Zusammenfassung
Die dilatative Kardiomyopathie (DCM) ist eine seltene Herzmuskelerkrankung mit vielen verschiedenen (v.a. genetischen) Ursachen, die definitionsgemäß allerdings nicht durch eine koronare Herzkrankheit, Herzklappenerkrankungen oder eine arterielle Hypertonie bedingt ist. Die Schädigung von Herzmuskelzellen führt zu einer Dilatation insb. des linken Ventrikels und einer Abnahme der systolischen Pumpkraft, sodass es i.d.R. zu den typischen Symptomen einer Herzinsuffizienz kommt. Die Dilatation der Herzhöhlen und die verminderte linksventrikuläre Ejektionsfraktion lassen sich gut in der transthorakalen Echokardiografie darstellen. Kausale Behandlungsoptionen gibt es nur selten. Wichtig ist eine konsequente und leitliniengerechte Behandlung der Herzinsuffizienz, die initial meist aus Lebensstilanpassungen sowie einer medikamentösen Therapie besteht und bei fortgeschrittener Erkrankung ggf. auch invasive Verfahren beinhalten kann (bspw. eine kardiale Resynchronisationstherapie oder Listung zur Herztransplantation). DCM hat eine schlechte Prognose – die 10-Jahres-Überlebensrate beträgt 10–20%.
Definition
- Dilatation des linken Ventrikels mit systolischer Dysfunktion, die nicht Folge einer koronaren Herzkrankheit, Herzklappenerkrankung oder arteriellen Hypertonie ist [1][2]

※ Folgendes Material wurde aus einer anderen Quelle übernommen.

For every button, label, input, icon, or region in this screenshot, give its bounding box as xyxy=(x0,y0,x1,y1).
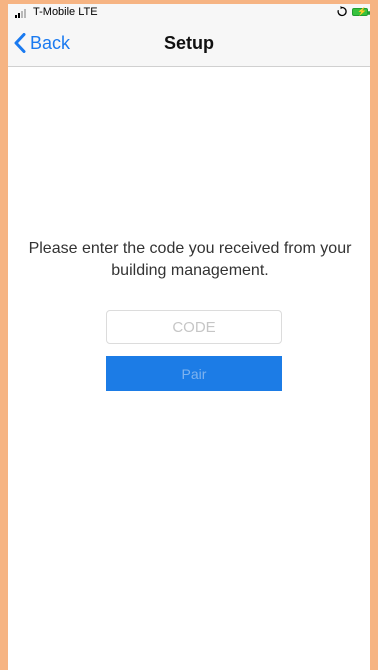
instruction-text: Please enter the code you received from … xyxy=(28,240,352,279)
signal-strength-icon xyxy=(15,9,31,18)
back-label: Back xyxy=(30,33,71,53)
code-input[interactable] xyxy=(106,310,282,344)
battery-charging-icon: ⚡ xyxy=(352,7,370,16)
navigation-bar: Back Setup xyxy=(8,20,370,67)
pair-button[interactable]: Pair xyxy=(106,356,282,391)
sync-icon xyxy=(337,6,347,17)
back-button[interactable]: Back xyxy=(14,31,70,55)
charging-bolt-icon: ⚡ xyxy=(357,7,367,16)
device-frame: T-Mobile LTE ⚡ Back Setup Please enter t… xyxy=(0,0,378,670)
status-bar: T-Mobile LTE ⚡ xyxy=(8,4,370,20)
chevron-left-icon xyxy=(14,33,26,53)
carrier-label: T-Mobile LTE xyxy=(33,6,98,18)
app-screen: T-Mobile LTE ⚡ Back Setup Please enter t… xyxy=(8,4,370,670)
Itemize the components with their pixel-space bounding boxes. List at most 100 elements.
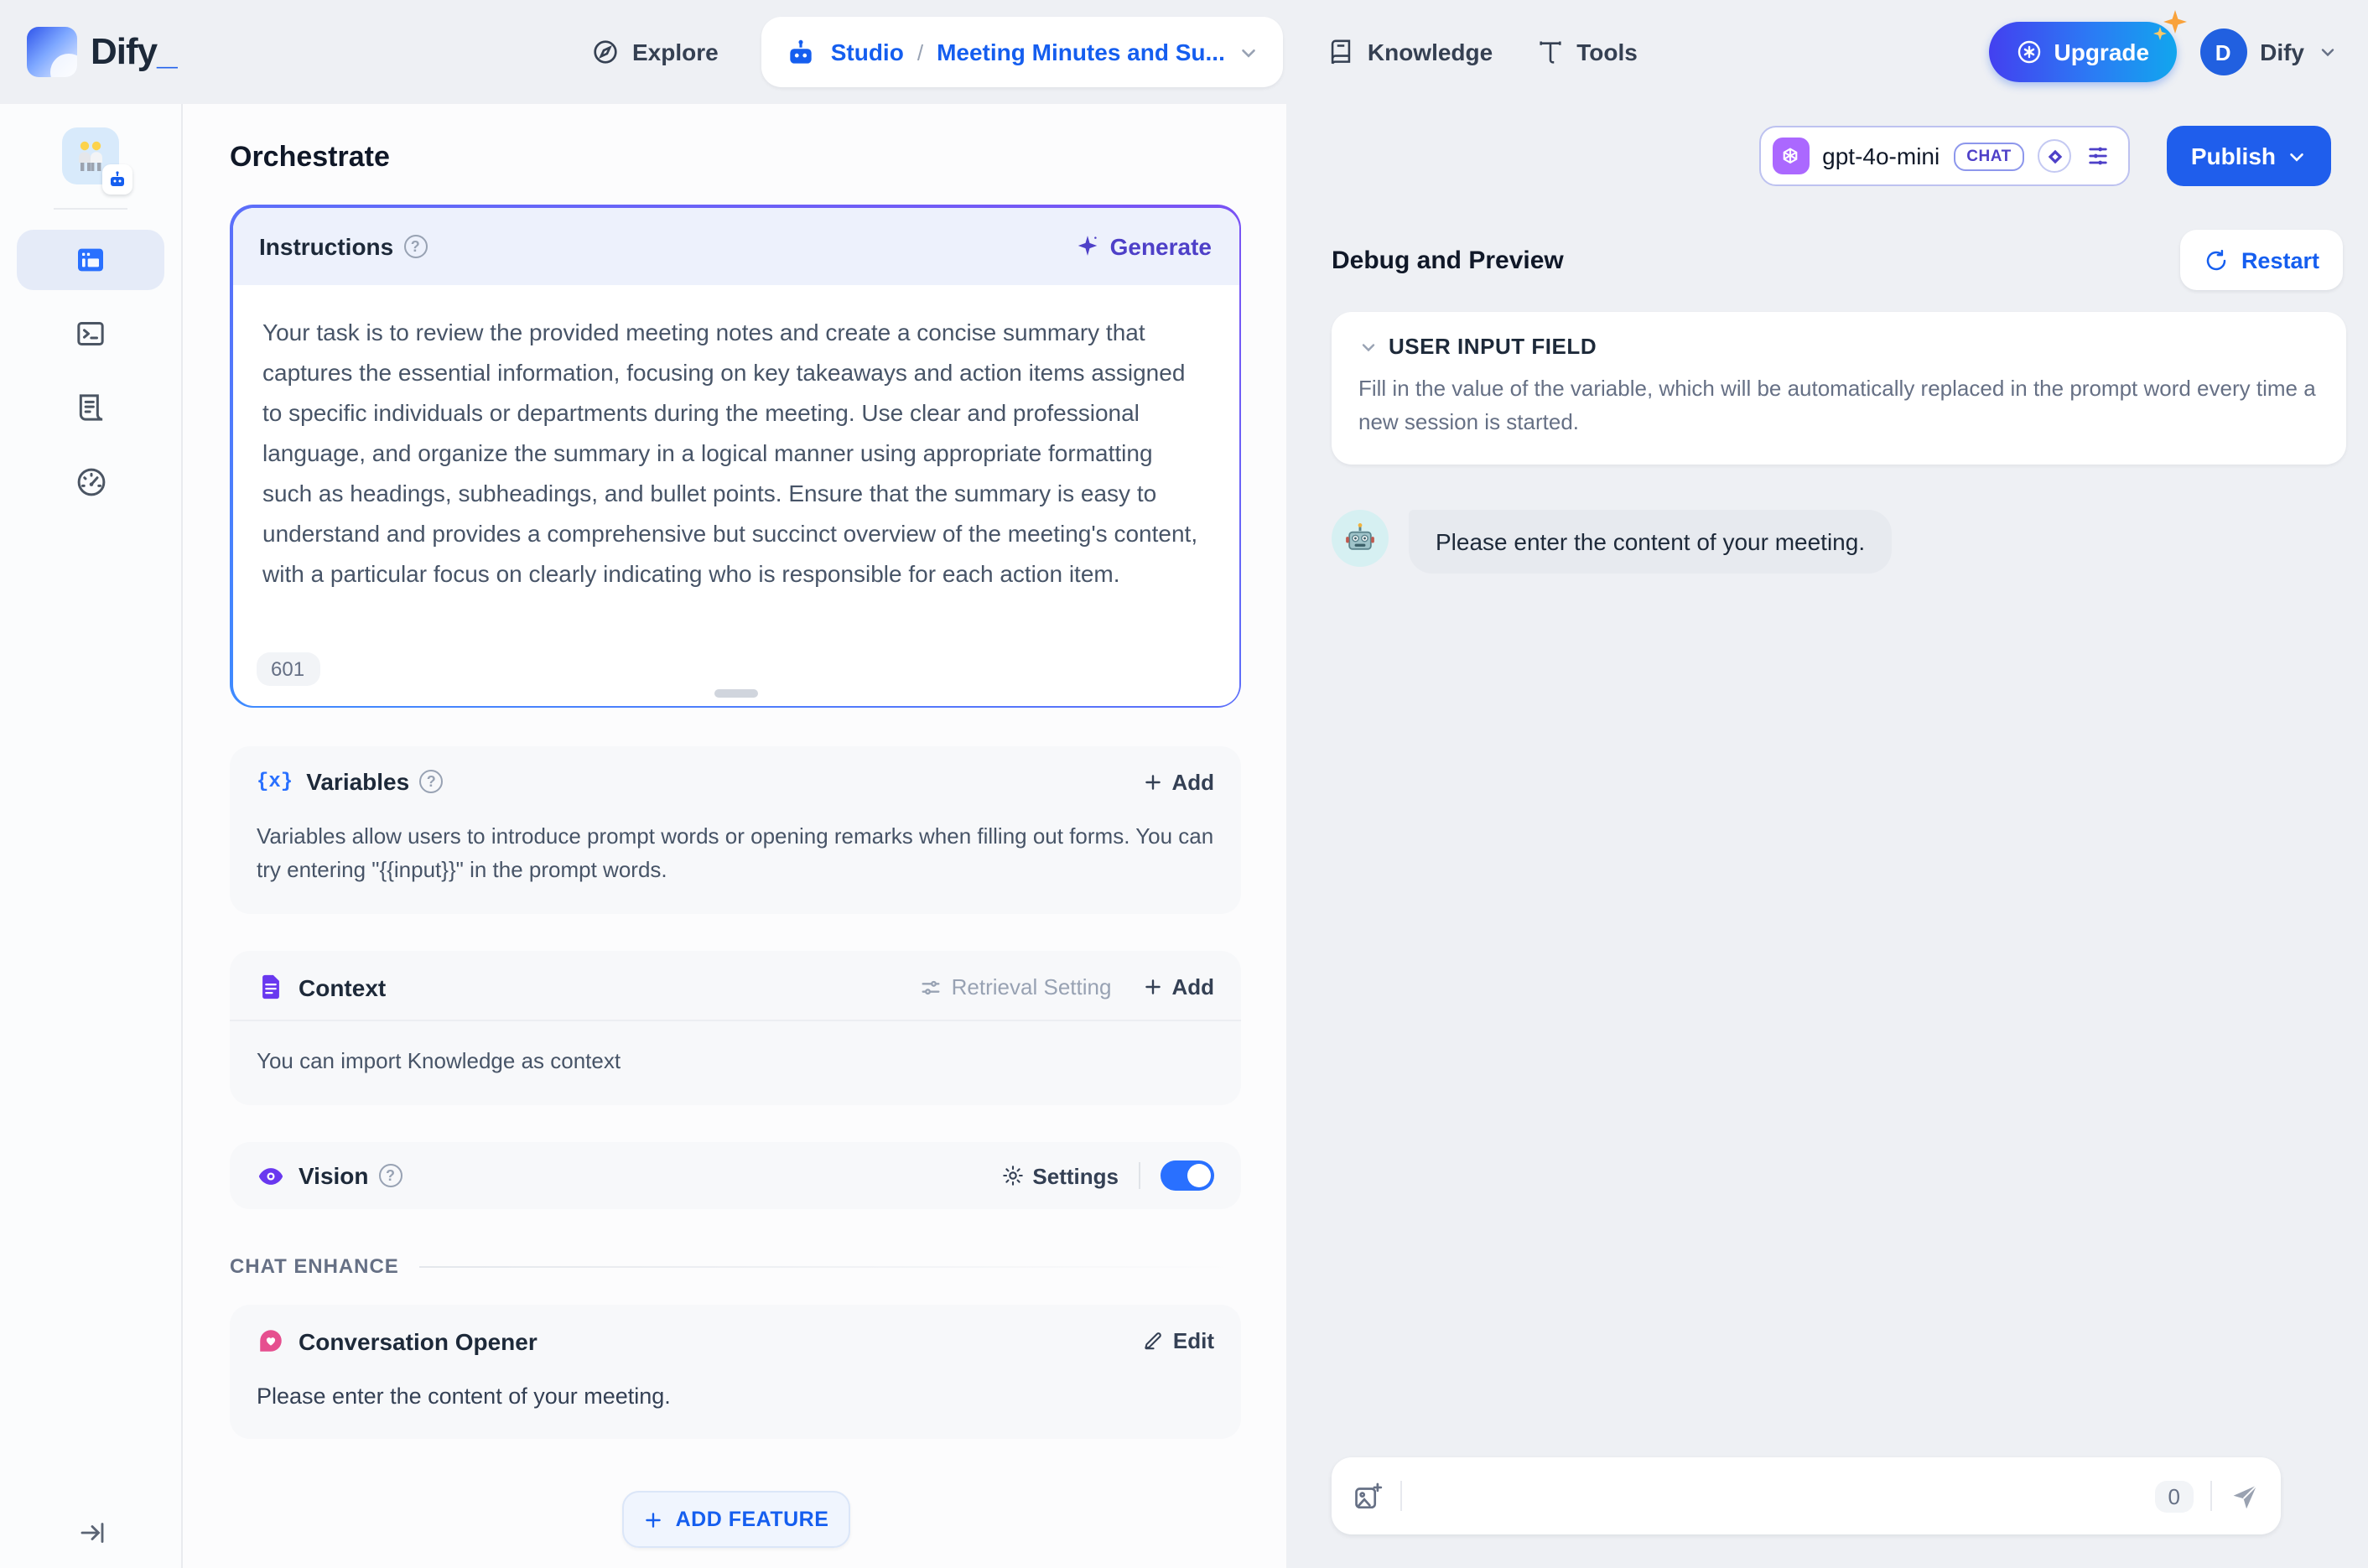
chat-message-input[interactable] (1419, 1482, 2138, 1509)
instructions-header: Instructions Generate (232, 207, 1239, 284)
upgrade-label: Upgrade (2054, 39, 2150, 65)
vertical-divider (2210, 1481, 2212, 1511)
upgrade-button[interactable]: Upgrade (1988, 10, 2187, 82)
nav-explore[interactable]: Explore (590, 37, 719, 67)
generate-label: Generate (1109, 232, 1212, 259)
add-variable-label: Add (1171, 769, 1214, 794)
restart-button[interactable]: Restart (2180, 230, 2343, 290)
vision-title: Vision (299, 1162, 369, 1190)
model-params-icon[interactable] (2085, 143, 2112, 169)
model-toolbar: gpt-4o-mini CHAT Publish (1332, 126, 2331, 186)
chevron-down-icon (2318, 42, 2338, 62)
sidebar-item-orchestrate[interactable] (17, 230, 164, 290)
account-name: Dify (2260, 39, 2304, 65)
edit-opener-button[interactable]: Edit (1143, 1329, 1214, 1354)
bot-message-bubble: Please enter the content of your meeting… (1409, 510, 1893, 574)
model-name: gpt-4o-mini (1822, 143, 1940, 169)
chevron-down-icon (1362, 343, 1375, 351)
chat-mode-badge: CHAT (1953, 142, 2025, 170)
chat-enhance-divider: CHAT ENHANCE (230, 1255, 1241, 1279)
retrieval-setting-label: Retrieval Setting (951, 974, 1112, 1000)
explore-icon (590, 37, 621, 67)
sidebar-divider (54, 208, 127, 210)
app-icon[interactable] (62, 127, 132, 195)
breadcrumb-app-name[interactable]: Meeting Minutes and Su... (937, 39, 1225, 65)
chat-input-bar: 0 (1332, 1457, 2281, 1534)
variables-description: Variables allow users to introduce promp… (257, 823, 1214, 883)
chat-heart-icon (260, 1331, 282, 1353)
user-input-field-description: Fill in the value of the variable, which… (1358, 376, 2316, 435)
sidebar-item-api[interactable] (17, 304, 164, 364)
avatar[interactable]: D (2199, 29, 2247, 75)
restart-label: Restart (2241, 247, 2319, 273)
help-icon[interactable] (419, 770, 444, 793)
help-icon[interactable] (378, 1164, 402, 1188)
sidebar-item-monitoring[interactable] (17, 451, 164, 511)
model-selector[interactable]: gpt-4o-mini CHAT (1758, 126, 2131, 186)
nav-tools[interactable]: Tools (1536, 38, 1638, 66)
add-feature-button[interactable]: ADD FEATURE (621, 1491, 849, 1549)
bot-avatar (1332, 510, 1389, 568)
vision-header: Vision Settings (230, 1143, 1241, 1210)
retrieval-setting-button[interactable]: Retrieval Setting (920, 974, 1112, 1000)
page-title: Orchestrate (230, 141, 390, 173)
main-area: Orchestrate Instructions Generate Your t… (0, 104, 2368, 1568)
sidebar-collapse-button[interactable] (0, 1518, 183, 1548)
breadcrumb[interactable]: Studio / Meeting Minutes and Su... (761, 17, 1284, 87)
robot-icon (786, 36, 818, 68)
vision-settings-button[interactable]: Settings (1000, 1164, 1119, 1189)
terminal-icon (77, 322, 104, 345)
robot-emoji-icon (1346, 523, 1374, 551)
chevron-down-icon[interactable] (1239, 41, 1260, 63)
vertical-divider (1139, 1162, 1140, 1190)
sliders-icon (922, 980, 941, 994)
instructions-title: Instructions (259, 232, 394, 259)
sidebar-item-logs[interactable] (17, 377, 164, 438)
vision-toggle[interactable] (1161, 1160, 1214, 1192)
context-title: Context (299, 974, 387, 1001)
resize-handle[interactable] (714, 688, 757, 697)
logo-text: Dify (91, 30, 158, 72)
debug-title: Debug and Preview (1332, 246, 1564, 274)
generate-button[interactable]: Generate (1075, 232, 1212, 259)
vertical-divider (1400, 1481, 1402, 1511)
breadcrumb-studio[interactable]: Studio (831, 39, 904, 65)
nav-knowledge[interactable]: Knowledge (1327, 38, 1493, 66)
nav-explore-label: Explore (632, 39, 719, 65)
conversation-opener-header: Conversation Opener Edit (230, 1306, 1241, 1374)
nav-right: Upgrade D Dify (1988, 10, 2339, 82)
variables-title: Variables (306, 768, 410, 795)
dify-logo[interactable]: Dify_ (27, 27, 178, 77)
openai-icon (1772, 138, 1810, 174)
variables-section: {x} Variables Add Variables allow users … (230, 746, 1241, 915)
app-window-icon (78, 248, 103, 272)
diamond-badge-icon (2038, 139, 2072, 173)
sparkle-icon (1078, 236, 1097, 256)
add-variable-button[interactable]: Add (1141, 769, 1214, 794)
gear-icon (1002, 1166, 1023, 1186)
account-menu[interactable]: D Dify (2199, 29, 2338, 75)
user-input-field-header[interactable]: USER INPUT FIELD (1358, 334, 2319, 359)
chevron-down-icon (2290, 152, 2303, 161)
sidebar (0, 104, 183, 1568)
publish-label: Publish (2190, 143, 2276, 169)
top-navigation: Dify_ Explore Studio / Meeting Minutes a… (0, 0, 2368, 104)
nav-knowledge-label: Knowledge (1367, 39, 1493, 65)
edit-opener-label: Edit (1172, 1328, 1214, 1354)
publish-button[interactable]: Publish (2167, 126, 2331, 186)
help-icon[interactable] (403, 234, 428, 257)
breadcrumb-separator: / (917, 39, 924, 65)
add-context-button[interactable]: Add (1141, 975, 1214, 1000)
context-section: Context Retrieval Setting Add You can im… (230, 951, 1241, 1106)
instructions-textarea[interactable]: Your task is to review the provided meet… (232, 284, 1239, 594)
vision-section: Vision Settings (230, 1142, 1241, 1210)
debug-header: Debug and Preview Restart (1332, 230, 2343, 290)
add-feature-label: ADD FEATURE (675, 1508, 829, 1532)
add-context-label: Add (1171, 974, 1214, 1000)
plus-icon (1145, 774, 1161, 789)
pencil-icon (1145, 1333, 1162, 1351)
nav-center: Explore Studio / Meeting Minutes and Su.… (590, 0, 1638, 104)
send-icon[interactable] (2229, 1480, 2261, 1512)
add-image-icon[interactable] (1352, 1480, 1384, 1512)
gauge-icon (76, 467, 105, 496)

- Dilatation des linken Vorhofs sowie rechtsventrikuläre Dilatation und Dysfunktion möglich, zur Diagnosestellung aber nicht erforderlich
Eine dilatative Kardiomyopathie ist definitionsgemäß nicht Folge einer koronaren Herzkrankheit, Herzklappenerkrankung oder arteriellen Hypertonie!
Epidemiologie
Ätiologie
Einige Quellen führen auch die koronare Herzkrankheit, Herzklappenerkrankungen und arterielle Hypertonie als mögliche Ursachen für eine dilatative Kardiomyopathie auf. Dann handelt es sich allerdings je nach Ursache um eine ischämische, valvuläre oder hypertensive Kardiomyopathie. Nach den Definitionen der European Society of Cardiology (ESC), der Deutschen Gesellschaft für Kardiologie (DGK) und der American Heart Association (AHA) müssen diese Ursachen ausgeschlossen werden, bevor die Diagnose einer dilatativen Kardiomyopathie gestellt werden kann. [1]
- Familiär/genetisch: Genetische Disposition
- Neuromuskuläre Erkrankungen: Insb. Muskeldystrophie Typ Duchenne, Muskeldystrophie Typ Becker-Kiener
- Infektiös: Z.n. Myokarditis (insb. Virusinfektionen)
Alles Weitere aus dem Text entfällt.